Varicose veins were identified in early history, and a treatment was recorded about 400 A.D.1 The cause of varicose veins has been discussed for years. They are known to be common (about 30% of people will have them at some point during their lives), but it has been said that they have “no specific cause.”2 In a study published in 2004, Carpentier et al3 stated that the “number one risk factor for the development of varicosities is a first-degree relative with the disease.” However, newer research has shed light on the possible mechanisms causing varicose veins, suggesting there may be multiple factors contributing to their development.4,5
Varicose veins are defined as segments of the superficial venous system of the lower extremities that are “ectatic and tortuous.”5 Interestingly, varicose veins are not one long vein of damaged tissue; there are areas where the vessel is tortuous and diseased while other segments appear normal. The problem is that the valves in the veins become non-functional, allowing venous reflux and venous hypertension in the extremity. This predisposes the patient to develop superficial venous thrombosis, venous thromboembolic disease, edema, lymphedema, and venous ulcers.6 The question that begs answering is whether the venous hypertension is due to damaged venous valves and subsequent venous reflux or does vein wall damage cause venous dilatation and subsequent insufficient valves? Interestingly, there is evidence for both problems.

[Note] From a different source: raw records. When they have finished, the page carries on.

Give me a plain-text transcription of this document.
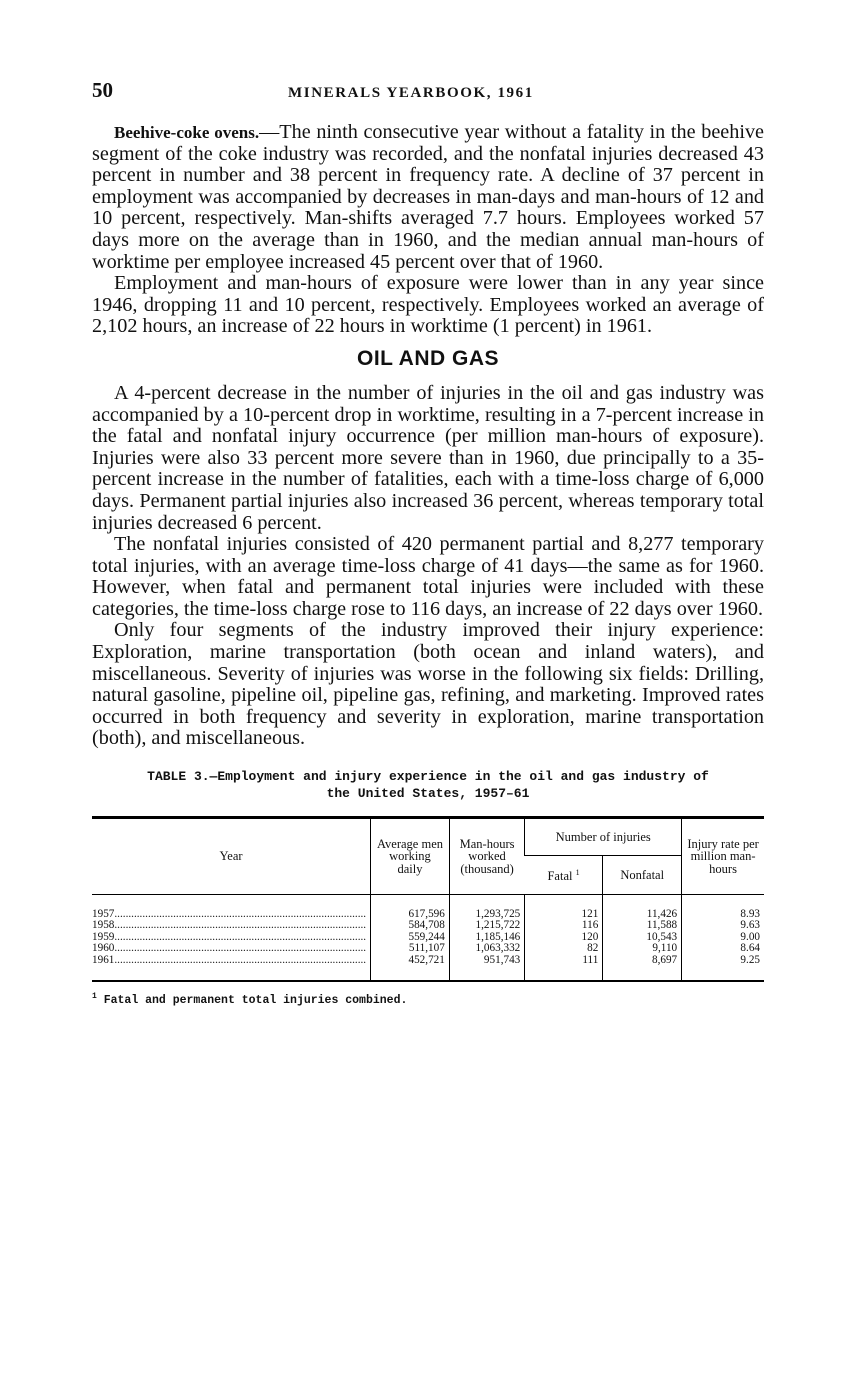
50	MINERALS YEARBOOK, 1961

Beehive-coke ovens.—The ninth consecutive year without a fatality in the beehive segment of the coke industry was recorded, and the nonfatal injuries decreased 43 percent in number and 38 percent in frequency rate. A decline of 37 percent in employment was accompanied by decreases in man-days and man-hours of 12 and 10 percent, respectively. Man-shifts averaged 7.7 hours. Employees worked 57 days more on the average than in 1960, and the median annual man-hours of worktime per employee increased 45 percent over that of 1960.

Employment and man-hours of exposure were lower than in any year since 1946, dropping 11 and 10 percent, respectively. Employees worked an average of 2,102 hours, an increase of 22 hours in worktime (1 percent) in 1961.

OIL AND GAS

A 4-percent decrease in the number of injuries in the oil and gas industry was accompanied by a 10-percent drop in worktime, resulting in a 7-percent increase in the fatal and nonfatal injury occurrence (per million man-hours of exposure). Injuries were also 33 percent more severe than in 1960, due principally to a 35-percent increase in the number of fatalities, each with a time-loss charge of 6,000 days. Permanent partial injuries also increased 36 percent, whereas temporary total injuries decreased 6 percent.

The nonfatal injuries consisted of 420 permanent partial and 8,277 temporary total injuries, with an average time-loss charge of 41 days—the same as for 1960. However, when fatal and permanent total injuries were included with these categories, the time-loss charge rose to 116 days, an increase of 22 days over 1960.

Only four segments of the industry improved their injury experience: Exploration, marine transportation (both ocean and inland waters), and miscellaneous. Severity of injuries was worse in the following six fields: Drilling, natural gasoline, pipeline oil, pipeline gas, refining, and marketing. Improved rates occurred in both frequency and severity in exploration, marine transportation (both), and miscellaneous.

TABLE 3.—Employment and injury experience in the oil and gas industry of
the United States, 1957–61
Year	Average men working daily	Man-hours worked (thousand)	Number of injuries		Injury rate per million man-hours
			Fatal $^1$	Nonfatal	
1957..........................................................................................	617,596	1,293,725	121	11,426	8.93
1958..........................................................................................	584,708	1,215,722	116	11,588	9.63
1959..........................................................................................	559,244	1,185,146	120	10,543	9.00
1960..........................................................................................	511,107	1,063,332	82	9,110	8.64
1961..........................................................................................	452,721	951,743	111	8,697	9.25
$^1$ Fatal and permanent total injuries combined.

The literature does show patients with varicosities actually have fewer venous valves than patients without varicosities.7 It has been found that there may be a defect in the area of the valve attachment to the vein wall, which allows the vein wall distal to the valve itself to dilate. This pulls the leaflets apart, resulting in valve insufficiency.5 There are also specific gene defects that predispose to venous valve development and valve failure causing reflux.8,9
Vein wall problems have long been considered the primary problem causing varicose vein formation. There are numerous problems occurring in the vein wall due to a chronic inflammatory reaction. In varicosities there are abnormalities in collagen and elastin content and metabolism. These vessels have decreased extracellular matrix and disruption and abnormalities of the smooth muscle cell layers. Endothelial cell dysfunction, excess protease production in the vessel wall, increased inflammatory cytokine levels in the vessel wall, and an accumulation of inflammatory cells in the vessel wall all contribute to damage to the vessel wall.4,5 This microvascular damage could be the main underlying cause of the development of varicose veins. If it is not the main cause, it is a major contributing factor.
Varicose veins and the complications they cause are a major health problem. It is promising to see researchers and clinicians trying to understand the underlying etiology. Hopefully, this will lead to treatments that can result in prevention of these abnormal vessels—then no longer will anyone have to wonder how they got those “very close veins.”